Cette politique met aussi sur pause la possibilité pour des organismes tiers de donner des cours d’éducation sexuelle dans les écoles de la province.
Une enquête de la Presse canadienne a démontré qu’une version préliminaire de ce règlement donnait la latitude au personnel scolaire d’utiliser les noms et pronoms souhaités par un·e jeune s’il était possible qu’informer ses parents pose un risque pour sa sécurité. Cette latitude a été retirée de la version finale du règlement.
Québec — septembre 2023 : Le ministre de l’Éducation, Bernard Drainville, refuse l’idée de toilettes mixtes dans les écoles. Cette sortie est une réaction à la décision d’une école secondaire de Rouyn-Noranda de modifier ses salles de bain pour en faire des blocs sanitaires mixtes. Cette déclaration du ministre va à l’encontre des recommandations du ministère de l’Éducation.
Un peu plus tôt, le chef du Parti québécois, Paul St-Pierre Plamondon, avait réclamé la tenue d’un débat sur l’identité de genre à l’Assemblée nationale.
En mai 2024, le ministre Drainville interdit formellement les nouvelles toilettes mixtes dans les écoles, sans attendre les recommandations du Comité de sages sur l’identité de genre.
Colombie-Britannique — octobre 2023 : Le député conservateur John Rustad demande au gouvernement de révoquer le programme d’éducation sexuelle SOGI123 sur l’orientation sexuelle et l’identité de genre, car il serait « divisif, un assaut contre les droits des parents et une distraction pour l’éducation des étudiant·es ».
Saskatchewan — octobre 2023 : Une injonction met sur pause l’application du règlement sur l’utilisation des pronoms choisis.

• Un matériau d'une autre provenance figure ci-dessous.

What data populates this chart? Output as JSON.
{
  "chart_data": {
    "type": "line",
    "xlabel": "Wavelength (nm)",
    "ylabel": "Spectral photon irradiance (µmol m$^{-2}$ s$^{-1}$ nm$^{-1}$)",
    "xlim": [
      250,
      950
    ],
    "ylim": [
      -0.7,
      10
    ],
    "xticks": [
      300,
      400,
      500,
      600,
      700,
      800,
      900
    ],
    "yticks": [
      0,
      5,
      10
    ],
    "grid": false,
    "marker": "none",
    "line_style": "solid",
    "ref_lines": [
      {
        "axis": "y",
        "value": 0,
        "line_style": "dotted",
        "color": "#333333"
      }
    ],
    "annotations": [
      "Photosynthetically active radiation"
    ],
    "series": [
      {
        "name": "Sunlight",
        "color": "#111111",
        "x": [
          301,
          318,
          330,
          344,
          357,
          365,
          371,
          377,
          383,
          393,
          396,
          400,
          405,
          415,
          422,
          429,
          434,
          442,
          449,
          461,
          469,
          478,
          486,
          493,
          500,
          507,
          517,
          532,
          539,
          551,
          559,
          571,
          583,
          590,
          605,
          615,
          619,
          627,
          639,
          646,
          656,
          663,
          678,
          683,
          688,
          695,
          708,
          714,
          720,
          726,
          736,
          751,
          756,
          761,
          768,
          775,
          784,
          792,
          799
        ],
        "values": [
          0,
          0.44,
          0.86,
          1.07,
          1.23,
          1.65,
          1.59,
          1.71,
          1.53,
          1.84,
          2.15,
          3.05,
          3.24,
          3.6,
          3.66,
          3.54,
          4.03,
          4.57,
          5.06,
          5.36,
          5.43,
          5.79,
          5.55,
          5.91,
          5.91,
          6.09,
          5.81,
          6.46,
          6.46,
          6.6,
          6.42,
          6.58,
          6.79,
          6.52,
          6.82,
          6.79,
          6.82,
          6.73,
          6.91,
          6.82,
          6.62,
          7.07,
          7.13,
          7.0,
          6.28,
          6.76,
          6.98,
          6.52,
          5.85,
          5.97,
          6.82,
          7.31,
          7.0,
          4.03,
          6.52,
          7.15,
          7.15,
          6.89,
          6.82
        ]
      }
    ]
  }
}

En réponse, le gouvernement rappelle le parlement deux semaines à l’avance pour faire adopter une charte des droits des parents. Le premier ministre Scott Moe invoque la clause dérogatoire pour se soustraire à la Charte canadienne des droits et libertés et éviter une contestation juridique de cette loi pour une période de cinq ans.
Québec — décembre 2023 : Le gouvernement Legault met sur pied le « Comité de sages sur l’identité de genre » pour répondre aux « tensions sociales » créées par les manifestations anti-LGBTQ+ de l’automne.

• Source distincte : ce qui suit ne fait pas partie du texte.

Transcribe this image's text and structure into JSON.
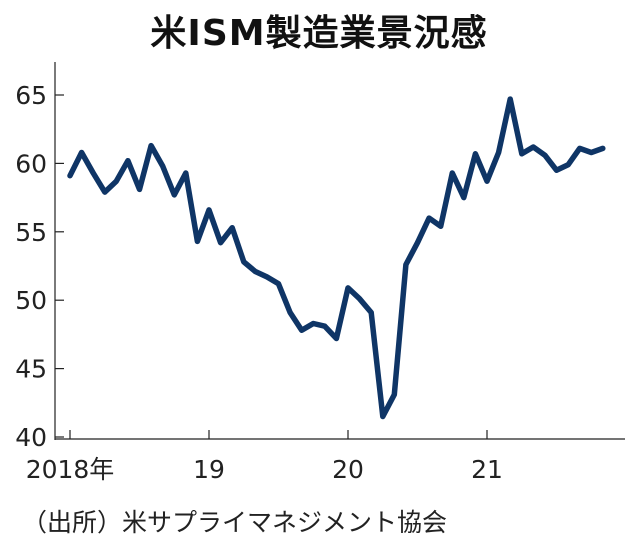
{
  "chart_data": {
    "type": "line",
    "title": "米ISM製造業景況感",
    "xlabel": "",
    "ylabel": "",
    "ylim": [
      40,
      66
    ],
    "y_ticks": [
      40,
      45,
      50,
      55,
      60,
      65
    ],
    "x_ticks": [
      {
        "label": "2018年",
        "value": 2018.0
      },
      {
        "label": "19",
        "value": 2019.0
      },
      {
        "label": "20",
        "value": 2020.0
      },
      {
        "label": "21",
        "value": 2021.0
      }
    ],
    "grid": false,
    "series": [
      {
        "color": "#0f3566",
        "points": [
          [
            "2018-01",
            59.1
          ],
          [
            "2018-02",
            60.8
          ],
          [
            "2018-03",
            59.3
          ],
          [
            "2018-04",
            57.9
          ],
          [
            "2018-05",
            58.7
          ],
          [
            "2018-06",
            60.2
          ],
          [
            "2018-07",
            58.1
          ],
          [
            "2018-08",
            61.3
          ],
          [
            "2018-09",
            59.8
          ],
          [
            "2018-10",
            57.7
          ],
          [
            "2018-11",
            59.3
          ],
          [
            "2018-12",
            54.3
          ],
          [
            "2019-01",
            56.6
          ],
          [
            "2019-02",
            54.2
          ],
          [
            "2019-03",
            55.3
          ],
          [
            "2019-04",
            52.8
          ],
          [
            "2019-05",
            52.1
          ],
          [
            "2019-06",
            51.7
          ],
          [
            "2019-07",
            51.2
          ],
          [
            "2019-08",
            49.1
          ],
          [
            "2019-09",
            47.8
          ],
          [
            "2019-10",
            48.3
          ],
          [
            "2019-11",
            48.1
          ],
          [
            "2019-12",
            47.2
          ],
          [
            "2020-01",
            50.9
          ],
          [
            "2020-02",
            50.1
          ],
          [
            "2020-03",
            49.1
          ],
          [
            "2020-04",
            41.5
          ],
          [
            "2020-05",
            43.1
          ],
          [
            "2020-06",
            52.6
          ],
          [
            "2020-07",
            54.2
          ],
          [
            "2020-08",
            56.0
          ],
          [
            "2020-09",
            55.4
          ],
          [
            "2020-10",
            59.3
          ],
          [
            "2020-11",
            57.5
          ],
          [
            "2020-12",
            60.7
          ],
          [
            "2021-01",
            58.7
          ],
          [
            "2021-02",
            60.8
          ],
          [
            "2021-03",
            64.7
          ],
          [
            "2021-04",
            60.7
          ],
          [
            "2021-05",
            61.2
          ],
          [
            "2021-06",
            60.6
          ],
          [
            "2021-07",
            59.5
          ],
          [
            "2021-08",
            59.9
          ],
          [
            "2021-09",
            61.1
          ],
          [
            "2021-10",
            60.8
          ],
          [
            "2021-11",
            61.1
          ]
        ]
      }
    ]
  },
  "source_note": "（出所）米サプライマネジメント協会",
  "line_color": "#0f3566"
}
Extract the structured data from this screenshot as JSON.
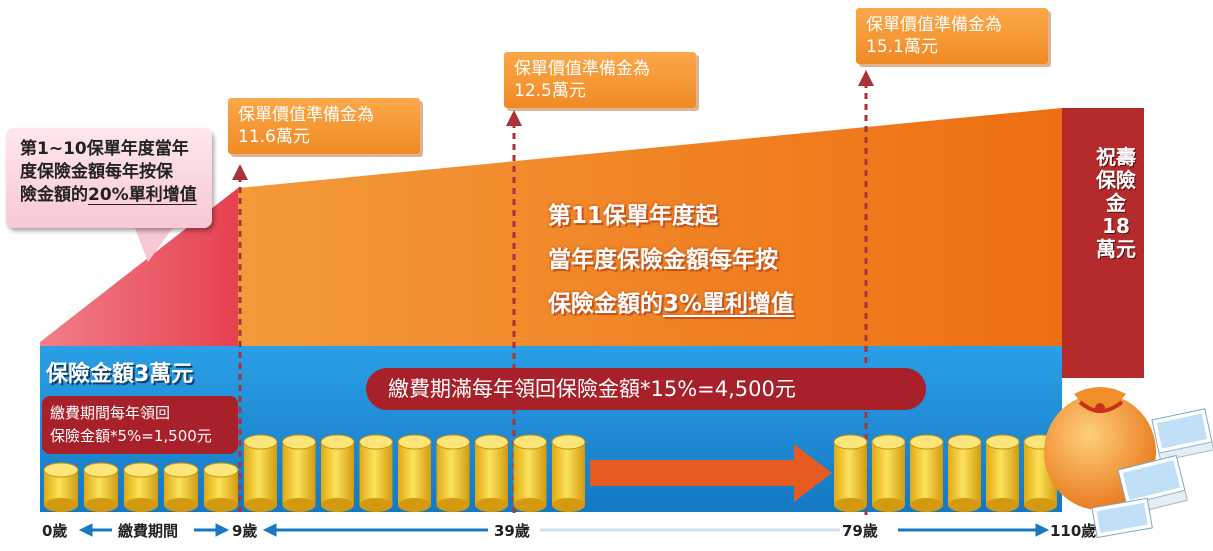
{
  "colors": {
    "orange_area": "#f07f1f",
    "pink_area": "#e8545f",
    "blue_band": "#1e8fd8",
    "red_strip": "#b52a2a",
    "accent_red": "#a8202a",
    "coin_gold": "#f3c628"
  },
  "value_boxes": [
    {
      "line1": "保單價值準備金為",
      "line2": "11.6萬元"
    },
    {
      "line1": "保單價值準備金為",
      "line2": "12.5萬元"
    },
    {
      "line1": "保單價值準備金為",
      "line2": "15.1萬元"
    }
  ],
  "callout": {
    "line1": "第1~10保單年度當年",
    "line2": "度保險金額每年按保",
    "line3_pre": "險金額的",
    "line3_ul": "20%單利增值"
  },
  "mid_text": {
    "line1": "第11保單年度起",
    "line2": "當年度保險金額每年按",
    "line3_pre": "保險金額的",
    "line3_ul": "3%單利增值"
  },
  "sum_assured_label": "保險金額3萬元",
  "payment_period_return": {
    "line1": "繳費期間每年領回",
    "line2": "保險金額*5%=1,500元"
  },
  "maturity_return": "繳費期滿每年領回保險金額*15%=4,500元",
  "death_benefit": "祝壽保險金18萬元",
  "timeline": {
    "ticks": [
      "0歲",
      "9歲",
      "39歲",
      "79歲",
      "110歲"
    ],
    "period_label": "繳費期間"
  },
  "icons": [
    "coin-stack-icon",
    "money-bag-icon",
    "banknote-stack-icon",
    "arrow-right-icon"
  ]
}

Le Comité, chapeauté par la ministre de la Famille Suzanne Roy, est dénoncé par une large coalition de groupes LGBTQ+, féministes et syndicaux, notamment parce qu’il répond aux pressions des groupes conservateurs plutôt qu’aux besoins réels des personnes trans, et parce que certain·es de ses membres ont déjà tenu des propos défavorables aux personnes trans par le passé.
Alberta — février 2024 : Danielle Smith annonce une série de mesures restreignant les soins d’affirmation de genre pour les jeunes trans. Elle promet que de nouvelles législations seront proposées à l’automne.
Parmi les mesures annoncées : interdiction des bloqueurs de puberté pour les jeunes de quinze ans et moins ainsi que l’exigence du consentement des parents pour modifier à l’école le prénom ou les pronoms d’un·e jeune de moins de seize ans. Pour les étudiant·es de seize ou 17 ans, le consentement n’est pas requis, mais l’école sera obligée d’aviser les parents.
Les mesures promises s’attaquent aussi aux femmes trans de tous les âges, qui se verraient interdire de participer aux ligues sportives féminines.
Colombie-Britannique — avril 2024 : John Rustad, leader du Parti conservateur provincial, dépose un projet de loi pour exclure les athlètes trans des compétitions sportives recevant du financement public. Le NPD étant majoritaire dans la province, le projet a été défait.
Avec l’implosion du parti de centre droit BC United, le Parti conservateur est presque à égalité avec le NPD dans les intentions de votes pour les élections prévues cet automne.
Automne 2024 : Des élections provinciales sont prévues en Colombie-Britannique (19 octobre), au Nouveau-Brunswick (21 octobre) et en Saskatchewan (28 octobre).